Para el cumplimiento de los objetivos ya descritos, se hace inminente la necesidad de evaluar los procesos formativos, tanto en su macro como en su microestructura, de forma que asegure la participación de los estudiantes del conocimiento y de la cultura. En este contexto, al analizar el concepto de educación en el ámbito social, surge la necesidad de considerar valores trascendentales e intrínsecos a su esencia y que se reflejan en lo que hoy en día se considera como un educación inclusiva, capaz de garantizar a todas las personas no solo la equidad en el acceso a la educación, sino, además, que ésta sea de calidad para todos (Avalos, 2017).
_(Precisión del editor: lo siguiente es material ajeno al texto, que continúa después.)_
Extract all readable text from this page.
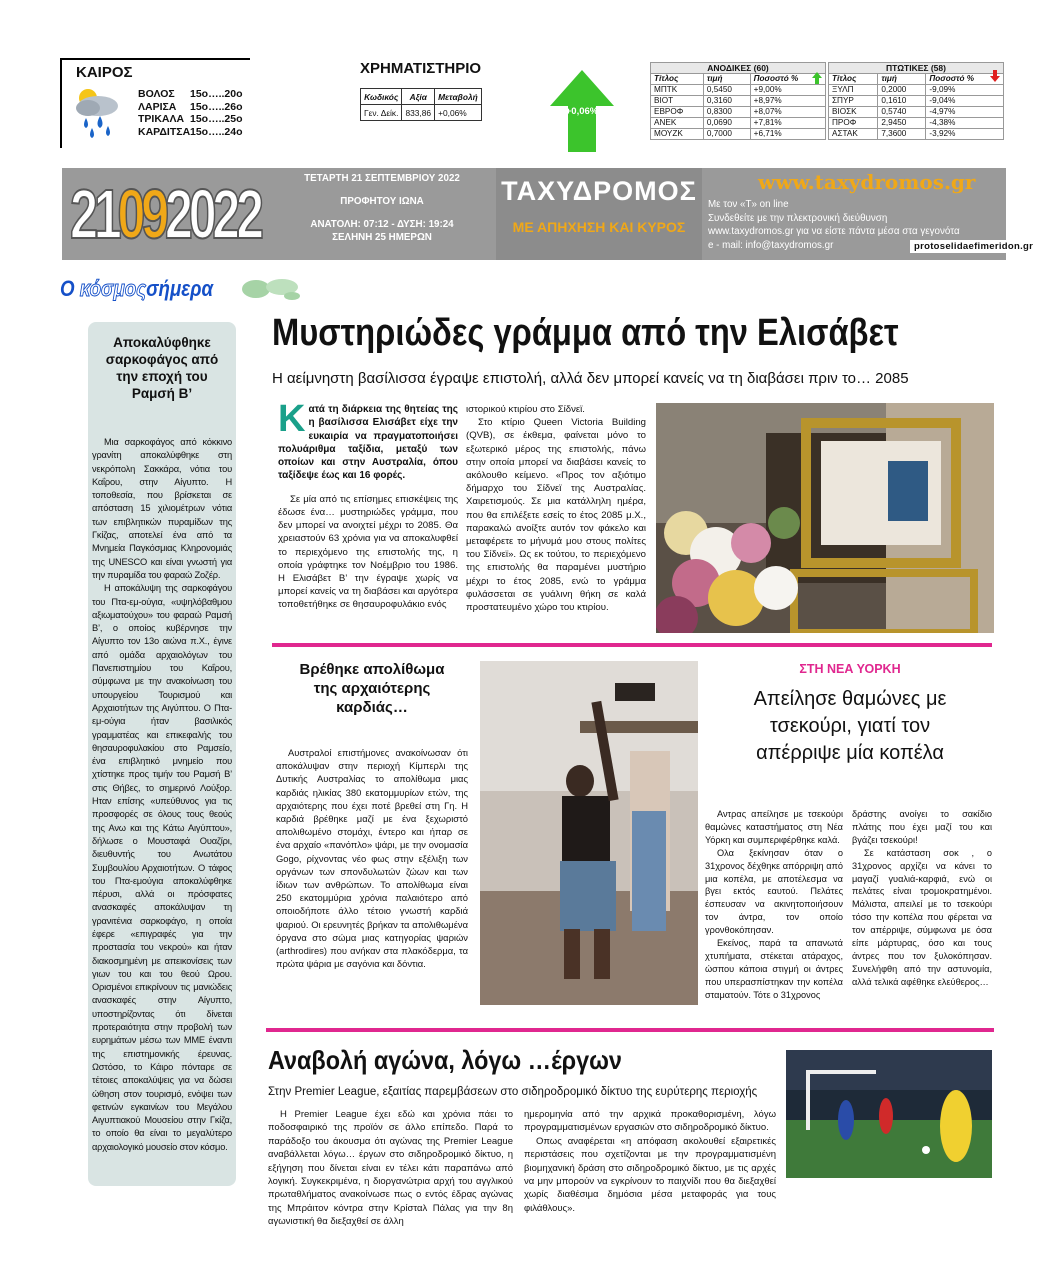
ΚΑΙΡΟΣ
ΒΟΛΟΣ 15ο…..20ο
ΛΑΡΙΣΑ 15ο…..26ο
ΤΡΙΚΑΛΑ 15ο…..25ο
ΚΑΡΔΙΤΣΑ15ο…..24ο
ΧΡΗΜΑΤΙΣΤΗΡΙΟ
Κωδικός	Αξία	Μεταβολή
Γεν. Δείκ.	833,86	+0,06%	+0,06%
ΑΝΟΔΙΚΕΣ (60)
Τίτλος	τιμή	Ποσοστό %
ΜΠΤΚ	0,5450	+9,00%
ΒΙΟΤ	0,3160	+8,97%
ΕΒΡΟΦ	0,8300	+8,07%
ΑΝΕΚ	0,0690	+7,81%
ΜΟΥΖΚ	0,7000	+6,71%
ΠΤΩΤΙΚΕΣ (58)
Τίτλος	τιμή	Ποσοστό %
ΞΥΛΠ	0,2000	-9,09%
ΣΠΥΡ	0,1610	-9,04%
ΒΙΟΣΚ	0,5740	-4,97%
ΠΡΟΦ	2,9450	-4,38%
ΑΣΤΑΚ	7,3600	-3,92%
21092022	ΤΕΤΑΡΤΗ 21 ΣΕΠΤΕΜΒΡΙΟΥ 2022
ΠΡΟΦΗΤΟΥ ΙΩΝΑ
ΑΝΑΤΟΛΗ: 07:12 - ΔΥΣΗ: 19:24
ΣΕΛΗΝΗ 25 ΗΜΕΡΩΝ
ΤΑΧΥΔΡΟΜΟΣ
ΜΕ ΑΠΗΧΗΣΗ ΚΑΙ ΚΥΡΟΣ
www.taxydromos.gr
Με τον «Τ» on line
Συνδεθείτε με την πλεκτρονική διεύθυνση
www.taxydromos.gr για να είστε πάντα μέσα στα γεγονότα
e - mail: info@taxydromos.gr	protoselidaefimeridon.gr
Ο κόσμοςσήμερα
Αποκαλύφθηκε σαρκοφάγος από την εποχή του Ραμσή Β’

Μια σαρκοφάγος από κόκκινο γρανίτη αποκαλύφθηκε στη νεκρόπολη Σακκάρα, νότια του Καΐρου, στην Αίγυπτο. Η τοποθεσία, που βρίσκεται σε απόσταση 15 χιλιομέτρων νότια των επιβλητικών πυραμίδων της Γκίζας, αποτελεί ένα από τα Μνημεία Παγκόσμιας Κληρονομιάς της UNESCO και είναι γνωστή για την πυραμίδα του φαραώ Ζοζέρ.

Η αποκάλυψη της σαρκοφάγου του Πτα-εμ-ούγια, «υψηλόβαθμου αξιωματούχου» του φαραώ Ραμσή Β’, ο οποίος κυβέρνησε την Αίγυπτο τον 13ο αιώνα π.Χ., έγινε από ομάδα αρχαιολόγων του Πανεπιστημίου του Καΐρου, σύμφωνα με την ανακοίνωση του υπουργείου Τουρισμού και Αρχαιοτήτων της Αιγύπτου. Ο Πτα-εμ-ούγια ήταν βασιλικός γραμματέας και επικεφαλής του θησαυροφυλακίου στο Ραμσείο, ένα επιβλητικό μνημείο που χτίστηκε προς τιμήν του Ραμσή Β’ στις Θήβες, το σημερινό Λούξορ. Ηταν επίσης «υπεύθυνος για τις προσφορές σε όλους τους θεούς της Ανω και της Κάτω Αιγύπτου», δήλωσε ο Μουσταφά Ουαζίρι, διευθυντής του Ανωτάτου Συμβουλίου Αρχαιοτήτων. Ο τάφος του Πτα-εμούγια αποκαλύφθηκε πέρυσι, αλλά οι πρόσφατες ανασκαφές αποκάλυψαν τη γρανιτένια σαρκοφάγο, η οποία έφερε «επιγραφές για την προστασία του νεκρού» και ήταν διακοσμημένη με απεικονίσεις των γιων του και του θεού Ωρου. Ορισμένοι επικρίνουν τις μανιώδεις ανασκαφές στην Αίγυπτο, υποστηρίζοντας ότι δίνεται προτεραιότητα στην προβολή των ευρημάτων μέσω των ΜΜΕ έναντι της επιστημονικής έρευνας. Ωστόσο, το Κάιρο πόνταρε σε τέτοιες αποκαλύψεις για να δώσει ώθηση στον τουρισμό, ενόψει των φετινών εγκαινίων του Μεγάλου Αιγυπτιακού Μουσείου στην Γκίζα, το οποίο θα είναι το μεγαλύτερο αρχαιολογικό μουσείο στον κόσμο.

Μυστηριώδες γράμμα από την Ελισάβετ
Η αείμνηστη βασίλισσα έγραψε επιστολή, αλλά δεν μπορεί κανείς να τη διαβάσει πριν το… 2085

Κατά τη διάρκεια της θητείας της η βασίλισσα Ελισάβετ είχε την ευκαιρία να πραγματοποιήσει πολυάριθμα ταξίδια, μεταξύ των οποίων και στην Αυστραλία, όπου ταξίδεψε έως και 16 φορές.

Σε μία από τις επίσημες επισκέψεις της έδωσε ένα… μυστηριώδες γράμμα, που δεν μπορεί να ανοιχτεί μέχρι το 2085. Θα χρειαστούν 63 χρόνια για να αποκαλυφθεί το περιεχόμενο της επιστολής της, η οποία γράφτηκε τον Νοέμβριο του 1986. Η Ελισάβετ Β’ την έγραψε χωρίς να μπορεί κανείς να τη διαβάσει και αργότερα τοποθετήθηκε σε θησαυροφυλάκιο ενός

ιστορικού κτιρίου στο Σίδνεϊ.

Στο κτίριο Queen Victoria Building (QVB), σε έκθεμα, φαίνεται μόνο το εξωτερικό μέρος της επιστολής, πάνω στην οποία μπορεί να διαβάσει κανείς το ακόλουθο κείμενο. «Προς τον αξιότιμο δήμαρχο του Σίδνεϊ της Αυστραλίας. Χαιρετισμούς. Σε μια κατάλληλη ημέρα, που θα επιλέξετε εσείς το έτος 2085 μ.Χ., παρακαλώ ανοίξτε αυτόν τον φάκελο και μεταφέρετε το μήνυμά μου στους πολίτες του Σίδνεϊ». Ως εκ τούτου, το περιεχόμενο της επιστολής θα παραμένει μυστήριο μέχρι το έτος 2085, ενώ το γράμμα φυλάσσεται σε γυάλινη θήκη σε καλά προστατευμένο χώρο του κτιρίου.

Βρέθηκε απολίθωμα της αρχαιότερης καρδιάς…

Αυστραλοί επιστήμονες ανακοίνωσαν ότι αποκάλυψαν στην περιοχή Κίμπερλι της Δυτικής Αυστραλίας το απολίθωμα μιας καρδιάς ηλικίας 380 εκατομμυρίων ετών, της αρχαιότερης που έχει ποτέ βρεθεί στη Γη. Η καρδιά βρέθηκε μαζί με ένα ξεχωριστό απολιθωμένο στομάχι, έντερο και ήπαρ σε ένα αρχαίο «πανόπλο» ψάρι, με την ονομασία Gogo, ρίχνοντας νέο φως στην εξέλιξη των οργάνων των σπονδυλωτών ζώων και των ίδιων των ανθρώπων. Το απολίθωμα είναι 250 εκατομμύρια χρόνια παλαιότερο από οποιοδήποτε άλλο τέτοιο γνωστή καρδιά ψαριού. Οι ερευνητές βρήκαν τα απολιθωμένα όργανα στο σώμα μιας κατηγορίας ψαριών (arthrodires) που ανήκαν στα πλακόδερμα, τα πρώτα ψάρια με σαγόνια και δόντια.

ΣΤΗ ΝΕΑ ΥΟΡΚΗ
Απείλησε θαμώνες με τσεκούρι, γιατί τον απέρριψε μία κοπέλα

Αντρας απείλησε με τσεκούρι θαμώνες καταστήματος στη Νέα Υόρκη και συμπεριφέρθηκε καλά.

Ολα ξεκίνησαν όταν ο 31χρονος δέχθηκε απόρριψη από μια κοπέλα, με αποτέλεσμα να βγει εκτός εαυτού. Πελάτες έσπευσαν να ακινητοποιήσουν τον άντρα, τον οποίο γρονθοκόπησαν.

Εκείνος, παρά τα απανωτά χτυπήματα, στέκεται ατάραχος, ώσπου κάποια στιγμή οι άντρες που υπερασπίστηκαν την κοπέλα σταματούν. Τότε ο 31χρονος

δράστης ανοίγει το σακίδιο πλάτης που έχει μαζί του και βγάζει τσεκούρι!

Σε κατάσταση σοκ , ο 31χρονος αρχίζει να κάνει το μαγαζί γυαλιά-καρφιά, ενώ οι πελάτες είναι τρομοκρατημένοι. Μάλιστα, απειλεί με το τσεκούρι τόσο την κοπέλα που φέρεται να τον απέρριψε, σύμφωνα με όσα είπε μάρτυρας, όσο και τους άντρες που τον ξυλοκόπησαν. Συνελήφθη από την αστυνομία, αλλά τελικά αφέθηκε ελεύθερος…

Αναβολή αγώνα, λόγω …έργων
Στην Premier League, εξαιτίας παρεμβάσεων στο σιδηροδρομικό δίκτυο της ευρύτερης περιοχής

Η Premier League έχει εδώ και χρόνια πάει το ποδοσφαιρικό της προϊόν σε άλλο επίπεδο. Παρά το παράδοξο του άκουσμα ότι αγώνας της Premier League αναβάλλεται λόγω… έργων στο σιδηροδρομικό δίκτυο, η εξήγηση που δίνεται είναι εν τέλει κάτι παραπάνω από λογική. Συγκεκριμένα, η διοργανώτρια αρχή του αγγλικού πρωταθλήματος ανακοίνωσε πως ο εντός έδρας αγώνας της Μπράιτον κόντρα στην Κρίσταλ Πάλας για την 8η αγωνιστική θα διεξαχθεί σε άλλη

ημερομηνία από την αρχικά προκαθορισμένη, λόγω προγραμματισμένων εργασιών στο σιδηροδρομικό δίκτυο.

Οπως αναφέρεται «η απόφαση ακολουθεί εξαιρετικές περιστάσεις που σχετίζονται με την προγραμματισμένη βιομηχανική δράση στο σιδηροδρομικό δίκτυο, με τις αρχές να μην μπορούν να εγκρίνουν το παιχνίδι που θα διεξαχθεί χωρίς διαθέσιμα δημόσια μέσα μεταφοράς για τους φιλάθλους».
Asimismo, la formación estudiantil en educación inclusiva permite desarrollar relaciones democráticas dentro del aula, basadas en el reconocimiento del otro como un interlocutor válido (Maturana, 2020).

La formación que han recibido los profesores y profesoras en la mayor parte de los centros de estudio ha tenido que cumplir con el desafío de la abarcabilidad en desmedro de la profundización en conocimientos disciplinarios, de la didáctica asociada a los mismo, de aspectos propiamente pedagógicos y conocimientos relativos a la inclusión educativa. Esta realidad se explica en cierta medida por la actual estructura del sistema escolar chileno que abarca ocho años de Educación Básica y siete subsectores de aprendizaje.
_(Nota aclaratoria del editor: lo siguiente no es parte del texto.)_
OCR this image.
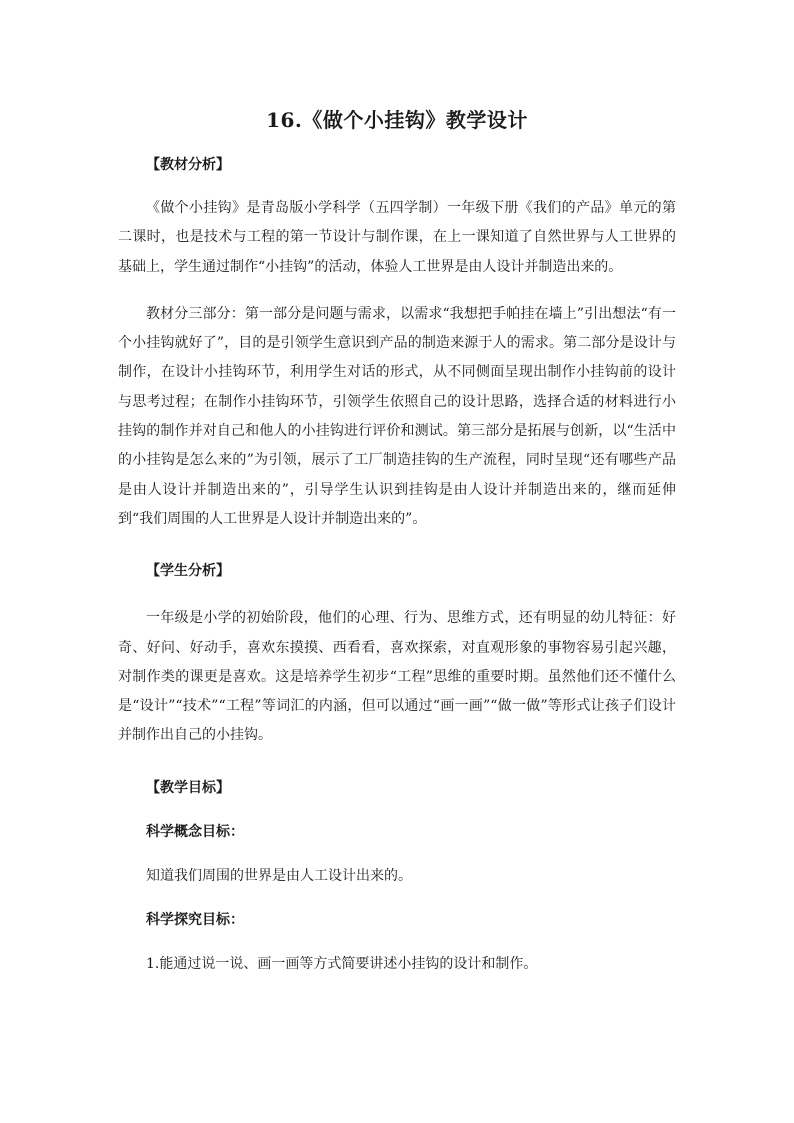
16.《做个小挂钩》教学设计
【教材分析】

《做个小挂钩》是青岛版小学科学（五四学制）一年级下册《我们的产品》单元的第二课时，也是技术与工程的第一节设计与制作课，在上一课知道了自然世界与人工世界的基础上，学生通过制作“小挂钩”的活动，体验人工世界是由人设计并制造出来的。

教材分三部分：第一部分是问题与需求，以需求“我想把手帕挂在墙上”引出想法“有一个小挂钩就好了”，目的是引领学生意识到产品的制造来源于人的需求。第二部分是设计与制作，在设计小挂钩环节，利用学生对话的形式，从不同侧面呈现出制作小挂钩前的设计与思考过程；在制作小挂钩环节，引领学生依照自己的设计思路，选择合适的材料进行小挂钩的制作并对自己和他人的小挂钩进行评价和测试。第三部分是拓展与创新，以“生活中的小挂钩是怎么来的”为引领，展示了工厂制造挂钩的生产流程，同时呈现“还有哪些产品是由人设计并制造出来的”，引导学生认识到挂钩是由人设计并制造出来的，继而延伸到“我们周围的人工世界是人设计并制造出来的”。

【学生分析】

一年级是小学的初始阶段，他们的心理、行为、思维方式，还有明显的幼儿特征：好奇、好问、好动手，喜欢东摸摸、西看看，喜欢探索，对直观形象的事物容易引起兴趣，对制作类的课更是喜欢。这是培养学生初步“工程”思维的重要时期。虽然他们还不懂什么是“设计”“技术”“工程”等词汇的内涵，但可以通过“画一画”“做一做”等形式让孩子们设计并制作出自己的小挂钩。

【教学目标】
科学概念目标：
知道我们周围的世界是由人工设计出来的。
科学探究目标：
1.能通过说一说、画一画等方式简要讲述小挂钩的设计和制作。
A modo de ejemplo sobre las reflexiones planteadas en los párrafos anteriores, hubo un estudio realizado en carreras de pedagogía de nueve universidades estatales, en el cual se analizaron los contenidos y actividades curriculares y el modo como acogen los temas de inclusión y diversidad desde una órbita de justicia social (Delgado, 2018). Dicho estudio, permitió distinguir entre programas con modelos más centrado en el conocimiento del currículum escolar y programas con modelos más centrados en el aprendizaje práctico requerido para enseñar, pero también permiten distinguir entre énfasis pedagógicos. Es así como, dentro de las limitaciones del análisis curricular realizado para este informe, aparecen algunas diferencias en el peso asignado a las distintas áreas de formación por tipo de carrera y de universidad, que se materializan en el mayor o menor peso asignado a lo que hemos llamado los contenidos y métodos específicos de enseñanza.

El proceso de formación de futuros docentes orientado al trabajo específico con población diversa en el aula es deficitario en cuanto a proporcionar y desarrollar herramientas teórico-metodológicas que permitan apoyar y colaborar en el desarrollo integral de niños y niñas con necesidades educativas especiales (NEE).

La formación inclusiva se concibe no de manera parcializada, determinada solo para los alumnos con necesidades específicas, sino se plantea como un proceso de formación democrática y continua para todos y todas, por lo tanto, posee un valor transversal porque pretende desarrollar el potencial de cada persona y no solo de un grupo particular por más que estos sean catalogados como vulnerables.

Con relación al párrafo anterior, la educación es un valor de bien común, un derecho que favorece el desarrollo verdaderamente humano porque es a través de la educación que somo humanizados por otros. Por lo tanto, como derecho esencial, la educación debe excluir la discriminación de cualquier tipo, aboliendo las causas y las situaciones de desventajas que generan la desigualdad.